Perhaps one of the most moving works is the twofold screen "Shoto no Hana (Early Winter Flowers)." Against a plain, dull gray background we see only the figure of a woman (the model was a Nihonbashi geisha, Kogiku), quietly lighting her kiseru in a hibachi. No flowers can be seen except the chrysanthemum pattern on her obi. She wears a simple striped kimono, nothing fancy.
Looking closer, though, we see the fine lines around her eyes, the trace of a double chin. This is no fresh spring flower, no dreamy young girl. This is a grown woman, one who has weathered the storms of youth and the droughts of adulthood, and has come through it all. The expression on her face is one of deep calm, a calm not merely of resignation or acceptance, but of experience and confidence. She has earned the right to sit and smoke her pipe in peace.
Besides the monumental screens and other large-format paintings, Kiyokata did countless small drawings and sketches, meant to be enjoyed at close range. The museum cleverly exhibits a dozen or so in a chest of drawers, one to a drawer, for the visitor to pull out and examine.
As he rose in the art world Kiyokata moved away from his old shitamachi home to live in artistic Hongo, near Ueno, but he did not forget.

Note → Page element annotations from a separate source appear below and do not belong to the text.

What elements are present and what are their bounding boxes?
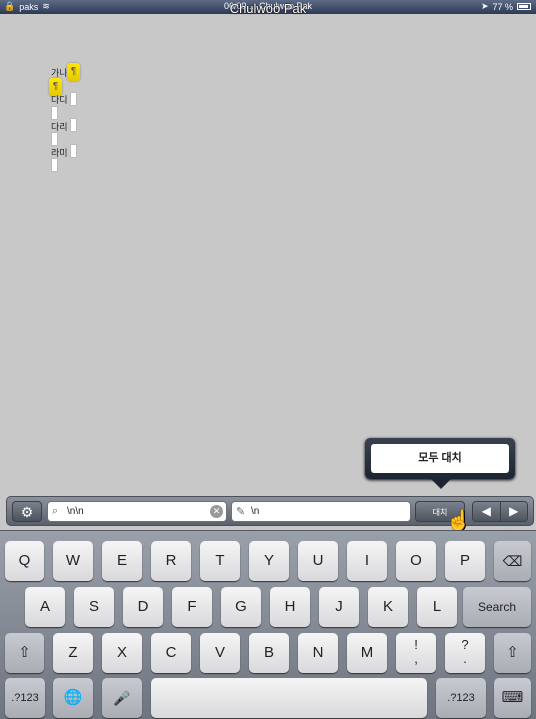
key-a[interactable]: A — [25, 587, 65, 627]
search-field[interactable]: ⌕ \n\n ✕ — [47, 501, 227, 522]
clear-icon[interactable]: ✕ — [210, 505, 223, 518]
pilcrow-marker: ¶ — [67, 63, 80, 81]
key-m[interactable]: M — [347, 633, 387, 673]
replace-all-button[interactable]: 모두 대치 — [371, 444, 509, 473]
key-f[interactable]: F — [172, 587, 212, 627]
search-key[interactable]: Search — [463, 587, 531, 627]
key-i[interactable]: I — [347, 541, 387, 581]
key-d[interactable]: D — [123, 587, 163, 627]
backspace-icon[interactable]: ⌫ — [494, 541, 531, 581]
next-icon[interactable]: ▶ — [499, 502, 527, 521]
key-exclaim-comma[interactable]: ! , — [396, 633, 436, 673]
key-n[interactable]: N — [298, 633, 338, 673]
paragraph-marker — [51, 158, 58, 172]
hide-keyboard-icon[interactable]: ⌨ — [494, 678, 531, 718]
replace-popover: 모두 대치 — [365, 438, 515, 489]
paragraph-marker — [70, 118, 77, 132]
key-b[interactable]: B — [249, 633, 289, 673]
previous-icon[interactable]: ◀ — [473, 502, 500, 521]
onscreen-keyboard: Q W E R T Y U I O P ⌫ A S D F G H J K L … — [0, 530, 536, 719]
key-x[interactable]: X — [102, 633, 142, 673]
find-navigation: ◀ ▶ — [472, 501, 528, 522]
shift-left-icon[interactable]: ⇧ — [5, 633, 44, 673]
numbers-key-left[interactable]: .?123 — [5, 678, 45, 718]
key-q[interactable]: Q — [5, 541, 44, 581]
popover-arrow — [431, 479, 451, 489]
pencil-icon: ✎ — [236, 506, 246, 518]
key-g[interactable]: G — [221, 587, 261, 627]
paragraph-marker — [51, 106, 58, 120]
paragraph-marker — [51, 132, 58, 146]
key-v[interactable]: V — [200, 633, 240, 673]
key-question-period[interactable]: ? . — [445, 633, 485, 673]
gear-icon[interactable]: ⚙ — [12, 501, 42, 522]
replace-field[interactable]: ✎ \n — [231, 501, 411, 522]
globe-icon[interactable]: 🌐 — [53, 678, 93, 718]
space-key[interactable] — [151, 678, 427, 718]
key-h[interactable]: H — [270, 587, 310, 627]
text-line[interactable]: 다디 — [51, 93, 68, 106]
key-w[interactable]: W — [53, 541, 93, 581]
search-icon: ⌕ — [52, 505, 59, 517]
key-t[interactable]: T — [200, 541, 240, 581]
document-area[interactable]: 가나 ¶ ¶ 다디 다리 라미 — [0, 14, 536, 494]
paragraph-marker — [70, 92, 77, 106]
key-o[interactable]: O — [396, 541, 436, 581]
key-z[interactable]: Z — [53, 633, 93, 673]
key-y[interactable]: Y — [249, 541, 289, 581]
replace-input[interactable]: \n — [251, 506, 259, 517]
paragraph-marker — [70, 144, 77, 158]
key-r[interactable]: R — [151, 541, 191, 581]
key-k[interactable]: K — [368, 587, 408, 627]
key-s[interactable]: S — [74, 587, 114, 627]
key-e[interactable]: E — [102, 541, 142, 581]
key-l[interactable]: L — [417, 587, 457, 627]
numbers-key-right[interactable]: .?123 — [436, 678, 486, 718]
key-p[interactable]: P — [445, 541, 485, 581]
shift-right-icon[interactable]: ⇧ — [494, 633, 531, 673]
key-c[interactable]: C — [151, 633, 191, 673]
microphone-icon[interactable]: 🎤 — [102, 678, 142, 718]
key-j[interactable]: J — [319, 587, 359, 627]
key-u[interactable]: U — [298, 541, 338, 581]
search-input[interactable]: \n\n — [67, 506, 84, 517]
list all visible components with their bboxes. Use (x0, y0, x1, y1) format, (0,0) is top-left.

After the Great Kanto Earthquake of 1923 destroyed much of the city Kiyokata embarked on a long project of depicting the scenes and people he remembered from the Meiji Era Tokyo of his youth. This was not just nostalgic reminiscence, but a conscious effort to conserve and preserve the lives and traditions of Tokyo's common people, and to assert their importance in the face of the cultural elite who bought his paintings. As a fine artist, he never lost the common touch.
In 1954 Kiyokata was awarded the Order of Culture. He continued working until the end of his life; the last picture included in the show, "Lamp-lighting in Shitamachi," was painted in 1969.